Cada um dos dois tálamos se encontra no centro cerebral. Lugar estratégico para exercer suas funções de núcleo processador do fluxo de informações, da periferia corporal para a superfície encefálica. Ou em mais genérica explicação, o aparato talâmico capta dados visuais, auditivos, táteis ou de outras modalidades sensoriais, arranja-os e os retransmite para a camada mais externa de nosso cérebro, momento final da emersão da consciência. O tálamo também faz a regulação do ciclo sono e vigília.

Sem seus dois tálamos nada mais acordava Antônio.

Todo o restante do cérebro continuava normal. Redes neurais intactas aguardavam o gatilho talâmico, para trazerem a mente de Antônio, novamente ao seu corpo. As grandes consequências de duas pequenas lesões inquietavam a equipe hospitalar então responsável pelo paciente.

Foto de Frankenstein, com grande sombra ao fundo
Frankenstein (1931), em adaptação da famosa criatura de Mary Shelley, interpretada por Boris Karloff - Reprodução

Um dos médicos recordou de uma publicação científica de 2007, cujo tema era uma intervenção realizada no cérebro de um homem que, há 6 anos, sofrera um grave traumatismo encefálico.

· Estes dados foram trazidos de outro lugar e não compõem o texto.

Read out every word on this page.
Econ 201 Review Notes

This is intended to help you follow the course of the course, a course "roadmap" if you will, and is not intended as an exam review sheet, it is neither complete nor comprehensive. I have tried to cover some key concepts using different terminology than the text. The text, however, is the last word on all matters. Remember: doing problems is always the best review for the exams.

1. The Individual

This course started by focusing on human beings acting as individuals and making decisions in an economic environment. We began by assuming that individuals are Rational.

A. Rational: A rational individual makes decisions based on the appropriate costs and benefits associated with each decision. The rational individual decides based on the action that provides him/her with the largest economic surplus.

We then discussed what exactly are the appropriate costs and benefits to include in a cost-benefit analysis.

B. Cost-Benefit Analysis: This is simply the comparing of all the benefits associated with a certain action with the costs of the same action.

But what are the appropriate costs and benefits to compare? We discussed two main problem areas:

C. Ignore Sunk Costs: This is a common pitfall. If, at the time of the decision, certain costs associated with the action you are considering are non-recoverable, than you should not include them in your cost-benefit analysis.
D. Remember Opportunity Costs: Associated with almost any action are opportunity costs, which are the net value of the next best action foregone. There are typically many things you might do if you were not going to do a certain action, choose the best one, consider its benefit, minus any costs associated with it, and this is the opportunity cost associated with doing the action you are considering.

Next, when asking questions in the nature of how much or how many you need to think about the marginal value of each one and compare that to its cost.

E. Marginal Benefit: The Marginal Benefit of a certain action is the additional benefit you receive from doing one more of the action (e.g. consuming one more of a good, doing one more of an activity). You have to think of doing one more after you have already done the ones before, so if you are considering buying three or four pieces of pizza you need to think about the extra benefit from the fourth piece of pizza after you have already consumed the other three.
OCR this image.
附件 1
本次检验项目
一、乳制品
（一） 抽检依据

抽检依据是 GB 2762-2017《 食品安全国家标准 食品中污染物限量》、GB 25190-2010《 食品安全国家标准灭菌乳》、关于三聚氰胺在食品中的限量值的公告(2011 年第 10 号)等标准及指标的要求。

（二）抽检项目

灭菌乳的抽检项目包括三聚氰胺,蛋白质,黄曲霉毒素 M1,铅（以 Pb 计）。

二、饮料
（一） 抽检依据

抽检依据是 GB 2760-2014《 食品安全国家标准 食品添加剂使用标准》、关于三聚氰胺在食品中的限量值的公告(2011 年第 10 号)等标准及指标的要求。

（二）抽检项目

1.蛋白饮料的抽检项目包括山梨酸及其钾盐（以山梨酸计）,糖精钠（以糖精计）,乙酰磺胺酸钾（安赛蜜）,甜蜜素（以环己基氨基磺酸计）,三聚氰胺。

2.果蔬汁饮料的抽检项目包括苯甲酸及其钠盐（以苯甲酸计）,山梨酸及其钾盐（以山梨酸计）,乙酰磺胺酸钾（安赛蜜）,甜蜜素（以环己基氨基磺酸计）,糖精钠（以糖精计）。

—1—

Desde então, ele se tornara incapaz para qualquer atividade.

Essa pessoa vivia em uma condição semelhante, mas não exatamente, ao que modernamente denominamos como síndrome de vigília arresponsiva (SVA), antes entendida como estado vegetativo permanente.

Quem está em SVA não tem consciência de si e tampouco do ambiente. Mas ele, eventualmente, demonstrava essas percepções, interagindo com sinais corporais sutis. Dava, portanto, sinais claros de ainda ter redes cerebrais residuais. Uma equipe de médicos acreditou que essas redes poderiam ser alvos de alguma ação terapêutica bem direcionada. Essa hipótese foi testada e eletrodos, ligados a uma pequena bateria, foram implantados cirurgicamente nos talámos do paciente.

Depois da neurocirurgia, o paciente conseguiu controlar melhor seus membros, passou a mastigar os alimentos e conquistou discreto ganho para se comunicar. Infelizmente não existem mais publicações para nos informar sobre as consequências do procedimento no longo prazo. Não sabemos se após a cirurgia, o homem alcançou alguma independência. O tratamento, no entanto, foi repetido em outros pacientes, mas os resultados foram ruins.

Entretanto, dispositivos eletrônicos já fazem parte do arsenal médico. Estimuladores implantados ajudam indivíduos com doença de Parkinson a se movimentarem melhor, interfaces entre cérebro e computadores já auxiliam pessoas a moverem membros robóticos, substitutos dos amputados. Há uma corrida científica em que o final é a compreensão das circuitarias cerebrais correlacionadas com nossa consciência e vigília.

Com esse conhecimento em mãos, talvez uma maquininha acordaria o seu Antônio.

Mas vale lembrar que a medicina é bruta, objetiva e pouco romântica. Nem espere um desfecho hollywoodiano.

Acordar alguém do coma, do estado vegetativo ou de estado minimamente consciente, será uma grande glória da humanidade, se tudo der certo. Afinal corremos o risco de trazer a consciência ou o despertar de alguém para suas sequelas permanentes, comuns aos que sofreram danos cerebrais graves. Poderemos aumentar a atenção à dor e fomentar distúrbios psicológicos, antes quiescentes.

Enquanto a equipe hospitalar planejava compreender se poderia replicar algumas das ações do estudo de 2007 para acordar Antônio, ele involuntariamente encerrou as discussões. Morreu no outro dia de infarto cardíaco.

Referências:
1-Vanhoecke J, Hariz M. Deep brain stimulation for disorders of consciousness: Systematic review of cases and ethics. Brain Stimulat. 2017 Nov 1;10(6):1013–23.
2. Schiff ND, Giacino JT, Kalmar K, Victor JD, Baker K, Gerber M, et al. Behavioural improvements with thalamic stimulation after severe traumatic brain injury. Nature. 2007 Aug;448(7153):600–3.
3. Fins JJ, Wright MS, Giacino JT, Henderson J, Schiff ND. In Pursuit of Agency Ex Machina: Expanding the Map in Severe Brain Injury. AJOB Neurosci. 2021;12(2–3):200–2.
4. Edlow BL, Claassen J, Schiff ND, Greer DM. Recovery from disorders of consciousness: mechanisms, prognosis and emerging therapies. Nat Rev Neurol. 2020 Dec 14;1–22.